SPOTLIGHT: Superpower? 230 million Indians go hungry daily - Subodh Varma, The Times of India; Jan 15, 2012
Malnourished children eat a meal at the Apanalay center, an organization working with malnourished children, in Mumbai. 42% of children under 5 in India are underweight and nearly 60% are stunted, according to a survey carried out bu Hunger and Malnutrition.
With 21% of its population undernourished, nearly 44% of under-5 children underweight and 7% of them dying before they reach five years, India is firmly established among the world's most hunger-ridden countries. The situation is better than only Congo, Chad, Ethiopia or Burundi, but it is worse than Sudan, North Korea, Pakistan or Nepal.
This is according to the International Food Policy Research Institute (IFPRI) which combines the above three indicators to give us a Global Hunger Index (GHI) according to which India is 67th among the worst 80 countries in terms of malnourishment.

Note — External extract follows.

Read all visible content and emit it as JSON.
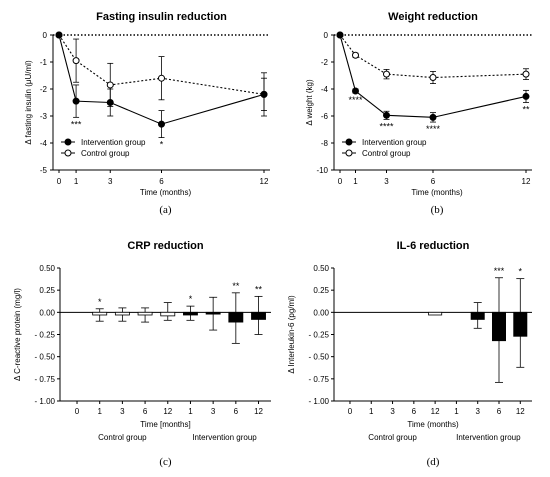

That's not all. Data collected by GHI researchers shows that while there has been some improvement in children's malnutrition and early deaths since 1990, the proportion of hungry in the population has actually gone up.
Today India has 213 million hungry and malnourished people by GHI estimates although the UN agency Food and Agriculture Organization (FAO) puts the figure at around 230 million. The difference is because FAO uses only the standard calorie intake formula for measuring sufficiency of food while the Hunger Index is based on broader criteria.
NUTRITION SCHEMES NEED TO BE EXPANDED
Whichever way you slice it and dice it, the shameful reality is inescapable - India is home to the largest number of hungry people, about a quarter of the estimated 820 million in the whole world.
The National Family and Health Survey (NFHS), last carried out in 2004-05, had shown that 23% of married men, 52% of married women and a chilling 72% of infants were anemic - a sure sign that a shockingly large number of families were caught in a downward spiral of slow starvation.
Global research has now firmly established that depriving the fetus of essential nutrients - as will happen in an under-nourished pregnant woman - seals the fate of the baby once it is born. It is likely to suffer from susceptibility to diseases and physical retardation, as also to mental faculties getting compromised.
So, continuing to allow people to go hungry and malnourished, is not just more misery for them: it is the fate of future generations of Indians in balance.
What can be done to fix this unending tragedy? The government already runs two of world's biggest nutrition programmes: the midday meal scheme for students up to class 12 and the anganwadi programme under which infants and children up to 6 are given "hot cooked" meals.
These need to be spread further and more resources pumped in to tackle weaknesses. For instance, a report by the anganwadi workers' federation revealed that as many as 73,375 posts of anganwadi workers and 16,251 posts of supervisors are lying vacant. But the biggest contribution to fighting hunger would be providing universal coverage of the PDS with adequate amounts of grain, pulses and edible oils included.